Les sentiments et les émotions exprimés dans des tweets peuvent être utilisés, en temps réel, pour évaluer où des pénuries et des problèmes d’approvisionnement imputables à une pandémie, une guerre ou une catastrophe pourraient entraîner un manque de nourriture, selon des chercheurs de l’Université Penn State et de l’Université Hamad Bin Khalifa, au Qatar.
Leurs travaux révèlent que les tweets liés à la sécurité alimentaire qui expriment de la colère, du dégoût ou de la peur étaient fortement liés à de véritables pénuries alimentaires dans certains États américains, au début de la pandémie.
Ces conclusions pourraient éventuellement servir à concevoir un système d’alerte à faible coût pour identifier les endroits où il serait urgent d’offrir de l’aide alimentaire.
« Le début de la pandémie de COVID-19, et des problèmes de chaînes d’approvisionnement qui y sont liés, a suscité des inquiétudes planétaires à propos de l’accès à la nourriture, et plusieurs personnes se sont tournées vers les médias sociaux pour exprimer leurs craintes », a indiqué Stephan Goetz, professeur d’économie agricole et régionale à Penn State. « Nous voulions voir si les tweets publiés en temps réel pouvaient être utilisés pour identifier des régions ou des États spécifiques aux prises avec des problèmes d’approvisionnement ou d’insécurité alimentaire. »
Au dire de M. Goetz, plutôt que de s’intéresser seulement au nombre de tweets liés aux problèmes entourant la nourriture, ses collègues et lui-même voulaient savoir comment les gens se sentaient, en lien avec leur situation alimentaire. En utilisant l’intelligence artificielle, les chercheurs ont identifié les sentiments et émotions associés aux tweets, ce qui a permis de séparer les messages d’inquiétude à propos de l’approvisionnement alimentaire de ceux qui exprimaient de la satisfaction ou du contentement.
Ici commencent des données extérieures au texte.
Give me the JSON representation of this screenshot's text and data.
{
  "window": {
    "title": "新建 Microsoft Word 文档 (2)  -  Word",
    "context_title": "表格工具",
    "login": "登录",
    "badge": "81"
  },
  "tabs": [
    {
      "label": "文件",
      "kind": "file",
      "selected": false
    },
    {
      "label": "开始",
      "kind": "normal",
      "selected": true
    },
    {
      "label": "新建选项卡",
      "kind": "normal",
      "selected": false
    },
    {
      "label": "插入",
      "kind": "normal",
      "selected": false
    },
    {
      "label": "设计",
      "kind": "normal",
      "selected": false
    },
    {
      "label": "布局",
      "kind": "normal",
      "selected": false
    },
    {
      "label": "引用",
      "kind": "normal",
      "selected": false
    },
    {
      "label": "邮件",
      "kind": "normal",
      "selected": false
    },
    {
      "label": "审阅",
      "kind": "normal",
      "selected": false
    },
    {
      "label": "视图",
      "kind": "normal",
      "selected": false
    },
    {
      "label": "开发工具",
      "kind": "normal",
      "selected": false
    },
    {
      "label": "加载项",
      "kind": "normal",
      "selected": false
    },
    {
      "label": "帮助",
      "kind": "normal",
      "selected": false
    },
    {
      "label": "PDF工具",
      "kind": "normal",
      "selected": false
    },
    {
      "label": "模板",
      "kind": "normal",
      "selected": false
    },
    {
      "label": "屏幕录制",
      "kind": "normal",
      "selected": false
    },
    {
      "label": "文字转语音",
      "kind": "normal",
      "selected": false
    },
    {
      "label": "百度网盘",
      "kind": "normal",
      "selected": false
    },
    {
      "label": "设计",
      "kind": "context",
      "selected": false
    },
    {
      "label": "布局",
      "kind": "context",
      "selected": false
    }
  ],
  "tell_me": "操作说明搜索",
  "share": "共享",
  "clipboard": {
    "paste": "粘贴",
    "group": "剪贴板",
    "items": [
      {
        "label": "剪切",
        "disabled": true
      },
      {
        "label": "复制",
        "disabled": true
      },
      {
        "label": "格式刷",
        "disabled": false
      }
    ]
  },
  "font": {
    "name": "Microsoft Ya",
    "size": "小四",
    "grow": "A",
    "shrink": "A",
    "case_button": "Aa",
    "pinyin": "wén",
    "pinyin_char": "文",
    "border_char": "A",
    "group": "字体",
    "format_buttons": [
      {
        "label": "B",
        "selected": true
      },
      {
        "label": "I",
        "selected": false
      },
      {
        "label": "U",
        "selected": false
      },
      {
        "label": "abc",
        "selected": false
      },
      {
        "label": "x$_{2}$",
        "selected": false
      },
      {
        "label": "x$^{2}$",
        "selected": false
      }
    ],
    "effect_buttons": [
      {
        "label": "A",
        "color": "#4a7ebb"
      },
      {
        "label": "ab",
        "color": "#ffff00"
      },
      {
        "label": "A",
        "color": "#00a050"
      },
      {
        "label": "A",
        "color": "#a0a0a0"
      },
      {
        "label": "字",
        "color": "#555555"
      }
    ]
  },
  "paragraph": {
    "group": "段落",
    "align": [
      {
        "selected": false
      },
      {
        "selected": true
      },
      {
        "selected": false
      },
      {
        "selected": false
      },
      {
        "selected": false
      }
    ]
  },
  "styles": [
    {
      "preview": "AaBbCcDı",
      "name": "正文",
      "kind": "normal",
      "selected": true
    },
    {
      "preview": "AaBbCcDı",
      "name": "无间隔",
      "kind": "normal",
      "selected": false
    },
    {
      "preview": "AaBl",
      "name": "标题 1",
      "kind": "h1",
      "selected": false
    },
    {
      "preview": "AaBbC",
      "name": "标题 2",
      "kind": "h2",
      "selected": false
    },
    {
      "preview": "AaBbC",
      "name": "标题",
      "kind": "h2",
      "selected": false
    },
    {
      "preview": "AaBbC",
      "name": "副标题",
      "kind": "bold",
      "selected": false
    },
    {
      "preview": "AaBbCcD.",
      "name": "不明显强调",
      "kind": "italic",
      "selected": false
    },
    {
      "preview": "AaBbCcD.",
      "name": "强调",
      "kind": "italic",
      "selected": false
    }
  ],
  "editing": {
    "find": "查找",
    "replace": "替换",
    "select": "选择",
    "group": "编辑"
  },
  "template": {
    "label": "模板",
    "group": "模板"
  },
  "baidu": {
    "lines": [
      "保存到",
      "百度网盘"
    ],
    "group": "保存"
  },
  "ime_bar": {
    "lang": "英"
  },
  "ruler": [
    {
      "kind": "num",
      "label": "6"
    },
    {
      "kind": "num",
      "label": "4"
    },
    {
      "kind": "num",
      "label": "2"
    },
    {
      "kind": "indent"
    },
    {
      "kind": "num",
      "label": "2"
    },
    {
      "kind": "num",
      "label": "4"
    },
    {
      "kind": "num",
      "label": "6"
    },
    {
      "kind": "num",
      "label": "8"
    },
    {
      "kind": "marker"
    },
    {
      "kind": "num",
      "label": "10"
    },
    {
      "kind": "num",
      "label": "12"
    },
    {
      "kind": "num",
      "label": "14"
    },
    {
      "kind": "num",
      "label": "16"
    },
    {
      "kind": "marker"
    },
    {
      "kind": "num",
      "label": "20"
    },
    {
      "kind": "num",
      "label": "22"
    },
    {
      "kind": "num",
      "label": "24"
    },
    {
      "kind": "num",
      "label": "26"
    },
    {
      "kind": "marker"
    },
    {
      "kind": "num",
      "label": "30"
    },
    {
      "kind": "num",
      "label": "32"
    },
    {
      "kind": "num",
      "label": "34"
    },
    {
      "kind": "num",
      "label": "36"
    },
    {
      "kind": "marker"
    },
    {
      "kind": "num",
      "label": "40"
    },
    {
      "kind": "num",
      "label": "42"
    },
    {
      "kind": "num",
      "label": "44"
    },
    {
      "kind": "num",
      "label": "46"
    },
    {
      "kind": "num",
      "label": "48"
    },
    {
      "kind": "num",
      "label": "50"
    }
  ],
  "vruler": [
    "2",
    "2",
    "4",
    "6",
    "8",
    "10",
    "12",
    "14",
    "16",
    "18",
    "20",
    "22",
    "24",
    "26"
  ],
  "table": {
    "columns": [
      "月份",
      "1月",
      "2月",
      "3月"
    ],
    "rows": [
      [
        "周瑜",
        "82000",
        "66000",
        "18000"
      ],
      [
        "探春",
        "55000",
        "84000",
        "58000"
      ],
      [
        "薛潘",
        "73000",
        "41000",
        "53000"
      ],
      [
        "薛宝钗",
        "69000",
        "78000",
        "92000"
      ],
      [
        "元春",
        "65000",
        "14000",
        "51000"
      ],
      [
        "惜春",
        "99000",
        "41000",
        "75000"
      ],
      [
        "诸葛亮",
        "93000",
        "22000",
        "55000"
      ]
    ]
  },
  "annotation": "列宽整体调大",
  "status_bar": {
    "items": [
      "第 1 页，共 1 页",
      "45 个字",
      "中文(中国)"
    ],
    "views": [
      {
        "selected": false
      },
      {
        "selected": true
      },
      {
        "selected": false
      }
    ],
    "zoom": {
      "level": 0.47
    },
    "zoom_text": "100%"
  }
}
Parmi les tweets analysés, les plus nombreux étaient ceux qui exprimaient de la joie, ce que les chercheurs ont interprété comme une réflexion du soulagement à propos du fait que l’approvisionnement alimentaire américain était demeuré sensiblement le même durant la pandémie, malgré des craintes, au début de la crise, à propos de la solidité des chaînes d’approvisionnement. Les messages qui exprimaient des émotions négatives, comme la colère, le dégoût et la peur, était largement associés à de véritables pénuries ou problèmes d’approvisionnement dans certains États.
Pour réaliser leur étude, les chercheurs ont utilisé une base de données appelée GeoCoV19, qui contient des centaines de millions de tweets liés à la COVID-19, écrits dans diverses langues, et publiés partout dans le monde. Ils n’ont retenu que les messages en anglais, d’origine américaine, et qui ont été publiés entre le 1er février et le 31 août 2020.
« Nous avons aussi créé une liste de 138 mots et phrases, comme « ne peut pas payer l’épicerie », ou encore « prix des aliments » ou « pénurie », que nous avons utilisée pour isoler les tweets les plus utiles, et nous avons obtenu un peu plus de 1,2 million de messages », a mentionné Connor Heaton, coauteur de l’étude.
« Puis, nous avons utilisé des modèles langagiers contextuels pour déterminer le sentiment et les émotions de chaque tweet. Ces modèles s’appuient sur la signification émergente d’une séquence de mots, plutôt que de s’appuyer sur une relation prédéfinie entre des mots individuels et un sentiment ou une émotion. »
Comparaisons régionales
Les chercheurs ont également utilisé les tweets pour effectuer une comparaison avec les différentes régions des États-Unis qui souffraient bel et bien de pénuries alimentaires, selon un sondage national effectué au hasard parmi l’ensemble des ménages américains. Le sondage en question demande d’indiquer si les habitants d’une résidence disposent de suffisamment de nourriture, d’abord lors de la semaine précédente, mais ensuite avant le début de la pandémie.
Après répartition dans tous les États, pendant la période de six mois examinée par les chercheurs, les tweets exprimant de la colère, du dégoût et de la peur étaient très étroitement liés à de véritables problèmes d’approvisionnement alimentaire rapportés dans le cadre du coup de sonde. Ainsi, c’est en Californie, dans l’Illinois, dans l’État de New York, au Texas et dans le Wisconsin que l’on a le plus craint pour les chaînes d’approvisionnement alimentaire. La colère et le dégoût, eux, ont été liés à des problèmes d’approvisionnement dans un total de 12 États.
Selon M. Goetz, d’autres travaux sont nécessaires pour déterminer si cette méthode d’évaluation basée sur un réseau social pourrait remplacer d’autres démarches plus complexes, coûteuses et lentes, comme les sondages.